The three-wheel Gizmo carries a single passenger, who sits in
a fiberglass bubble with zipped canvas and plastic windows. The
driver steers the Gizmo with a pair of long joy sticks and stops
it with a pair of motorcycle-type hand brakes.
The Gizmo has no heater - too big of a drain on the batteries
- so Clevenger must wear a coat in the winter. He said he's rarely
cold and never wet. The Gizmo has a shoulder strap and seat belt,
but no air bags.
He said he just likes to get in it and go, and his odometer backs
the story up with 4,550 miles. "I'm not environmental,"
he said. "I just like it."
Kurani, who performed a five-year study of consumer acceptance,
doesn't believe tiny vehicles such as the Gizmo will catch fire
with the public. The 18-mile range is too limited; the market
starts at 50 miles, he said.
To capture the masses, the cars must carry more people. "A
one-person vehicle just isn't useful," he said. "The
market for two seaters in the U.S. has historically been tiny.
It doesn't matter what kind of vehicle."
Not so, say Gizmo enthusiasts. Drivers will see the wisdom in
owning a Gizmo for commuting, and they'll rent a minivan or pick-up
truck for visitors, moving or trips.
"Most households need one and one-half cars," said Don
Kahle, a Eugene publisher and Gizmo driver. "This is half
a car."
Hard sell?
Gizmo's makers, however, are the first to admit that fuel efficiency
and emissions performance are pretty lame selling points in today's
car market. People want a car that makes them feel good.

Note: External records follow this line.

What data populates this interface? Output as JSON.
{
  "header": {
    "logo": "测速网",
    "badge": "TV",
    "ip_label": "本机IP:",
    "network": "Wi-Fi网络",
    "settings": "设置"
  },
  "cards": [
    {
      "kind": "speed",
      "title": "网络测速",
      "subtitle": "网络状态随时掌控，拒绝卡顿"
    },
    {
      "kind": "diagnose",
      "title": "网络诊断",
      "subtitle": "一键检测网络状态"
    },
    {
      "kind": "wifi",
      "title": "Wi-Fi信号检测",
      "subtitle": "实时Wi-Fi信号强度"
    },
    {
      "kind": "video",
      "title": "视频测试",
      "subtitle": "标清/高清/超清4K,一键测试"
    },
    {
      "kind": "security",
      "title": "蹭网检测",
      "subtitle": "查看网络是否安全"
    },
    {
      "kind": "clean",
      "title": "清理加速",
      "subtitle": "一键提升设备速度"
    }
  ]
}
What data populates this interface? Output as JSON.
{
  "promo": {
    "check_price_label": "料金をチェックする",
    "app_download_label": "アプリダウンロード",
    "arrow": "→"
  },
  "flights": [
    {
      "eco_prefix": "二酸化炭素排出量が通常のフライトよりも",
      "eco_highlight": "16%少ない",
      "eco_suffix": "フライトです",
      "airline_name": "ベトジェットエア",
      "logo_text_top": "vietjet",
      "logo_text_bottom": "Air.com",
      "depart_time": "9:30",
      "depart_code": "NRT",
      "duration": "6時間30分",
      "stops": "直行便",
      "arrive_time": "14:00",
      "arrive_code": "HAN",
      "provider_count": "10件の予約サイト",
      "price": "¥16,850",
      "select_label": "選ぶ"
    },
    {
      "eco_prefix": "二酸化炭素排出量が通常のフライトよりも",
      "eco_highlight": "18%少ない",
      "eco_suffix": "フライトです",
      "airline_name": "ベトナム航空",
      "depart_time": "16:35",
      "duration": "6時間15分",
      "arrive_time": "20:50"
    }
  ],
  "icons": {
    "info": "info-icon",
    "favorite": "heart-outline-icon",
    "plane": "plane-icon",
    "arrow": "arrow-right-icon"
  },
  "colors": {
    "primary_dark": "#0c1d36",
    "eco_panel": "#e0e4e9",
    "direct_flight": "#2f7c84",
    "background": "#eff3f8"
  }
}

"That's why we made Gizmo cute. It's got this sort of pony,
Irish setter appeal," said Murphy, the designer.
It's a rolling scavenger hunt - with weed-eater handles for steering,
motorcycle mirrors, trailer tires and, in early versions, a tug-to-retract
vacuum cleaner cord for recharging. "The genius of it is
the humility of it," Kahle said.
You can consider Gizmo as the 21st century thinking person's muscle
car, "sort of a reverse status symbol," Murphy said.
"It makes a statement."
"I'm comfortable with who I am," Watkins said.
"I can take this," Murphy said.
So far, they've made about a dozen Gizmos, but have orders for
35 more.
CAR COMPARISONS
NEVCO Gizmo:
Power: All electric
Size: One passenger
Range per charge: 18 miles
Recharge time: 3 hours (if depleted)
Weight: 600 pounds
Efficiency: 7 cents a mile (includes periodic battery purchase)
Price: $7,950 (minus state tax credit of $750)
Available: January
Honda Insight:
Power: Hybrid gasoline/electric
Size: Two doors, two passengers
Range per fill up: 700 miles
Recharge time: Zero (self-charging)
Weight: 1,856 pounds
Efficiency: 61 mpg city, 70 mpg highway
Price: Less than $20,000
Available: Mid-December
Toyota Prius:
Power: Hybrid gasoline/electric
Size: Four door, five passengers
Range per fill up: 600 miles
Recharge time: Zero (self-charging)
Weight: 2,728 pounds
Efficiency: 55 mpg city/highway
Price: In the low $20,000s
Available: July
Average car:
Power: Gasoline
Size: Four or five passengers
Range per fill up: 250 to 300 miles
Recharge time: None
Weight: 3,000 pounds
Efficiency: 25 mpg
Price: About $20,000
Photo: DAVID FRIEDMAN / The Register-Guard
Caption: Paul Clevenger drives a Gizmo, an electric car, along
11th Avenue on his commute home from work one recent afternoon.
WEB EDITOR'S NOTE: The posted version of this story was edited
Oct. 16, 1999, to include a correction.